The years after World War One saw a surge in spiritualism. With few families untouched by loss the grieving process was a collective experience. Hailed as a "solace in a tortured world", this may explain why so many rational men and women placed their faith in spiritualism and mediums who claimed they could open a channel of communication with loved ones lost in battle..
In this programme Carolyn Hitt investigates the phenomenon from a Welsh perspective, uncovering some remarkable stories of belief and exploitation as emotionally shell-shocked communities attempted to navigate the aftermath of the war that claimed almost 40,000 Welsh lives.
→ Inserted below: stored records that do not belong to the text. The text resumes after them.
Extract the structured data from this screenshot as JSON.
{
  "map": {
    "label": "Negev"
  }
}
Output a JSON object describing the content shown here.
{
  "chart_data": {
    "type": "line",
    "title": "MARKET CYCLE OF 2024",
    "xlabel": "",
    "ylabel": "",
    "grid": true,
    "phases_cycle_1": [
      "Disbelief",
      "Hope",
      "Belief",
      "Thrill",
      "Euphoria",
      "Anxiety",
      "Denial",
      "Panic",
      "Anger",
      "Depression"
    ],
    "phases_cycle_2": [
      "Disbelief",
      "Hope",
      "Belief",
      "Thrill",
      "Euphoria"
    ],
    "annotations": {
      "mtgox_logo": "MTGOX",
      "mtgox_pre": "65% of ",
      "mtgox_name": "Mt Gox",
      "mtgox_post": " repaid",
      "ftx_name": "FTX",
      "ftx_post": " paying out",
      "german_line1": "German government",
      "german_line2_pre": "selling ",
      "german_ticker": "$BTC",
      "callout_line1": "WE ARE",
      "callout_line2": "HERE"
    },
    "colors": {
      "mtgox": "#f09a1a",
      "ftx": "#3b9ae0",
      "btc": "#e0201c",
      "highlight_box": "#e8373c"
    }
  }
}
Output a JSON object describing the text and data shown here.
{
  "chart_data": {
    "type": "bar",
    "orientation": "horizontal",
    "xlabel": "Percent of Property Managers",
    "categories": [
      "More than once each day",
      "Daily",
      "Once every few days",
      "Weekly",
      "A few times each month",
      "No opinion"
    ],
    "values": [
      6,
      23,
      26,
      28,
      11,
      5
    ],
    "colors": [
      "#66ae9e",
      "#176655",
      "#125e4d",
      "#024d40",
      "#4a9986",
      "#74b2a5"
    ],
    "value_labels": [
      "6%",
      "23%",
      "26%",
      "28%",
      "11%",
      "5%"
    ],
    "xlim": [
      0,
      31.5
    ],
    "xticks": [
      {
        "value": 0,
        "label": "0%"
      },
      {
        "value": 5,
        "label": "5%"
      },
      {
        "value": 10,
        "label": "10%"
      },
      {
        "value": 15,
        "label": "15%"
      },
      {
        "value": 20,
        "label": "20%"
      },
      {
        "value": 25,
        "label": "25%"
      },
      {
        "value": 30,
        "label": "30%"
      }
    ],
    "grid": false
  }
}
She hears how Caerleon-born writer Arthur Machen unwittingly helped create belief that spirits were comforting "our brave boys" during the war itself through his short story 'The Angel of Mons'. And she explores the extraordinary double life of Welsh suffragist and Liberal politician Winifred Coombe Tennant. Her interest in spiritualism intensified after the death of her eldest son, killed in Flanders in September 1917, aged 19 and she became a medium who was studied by some of the most eminent scientists of the time.
We also hear the tale of the Thomas Brothers of Merthyr Tydfil- two of the most notorious spiritualist mediums of the post-war period. Such was their fame, Tom and Will Thomas attracted the likes of Arthur Conan Doyle and London journalists to their seances while Harry Houdini sought to debunk their supposedly supernatural skills.
Carolyn Hitt explores the surge in spiritualism in the years after the First World War.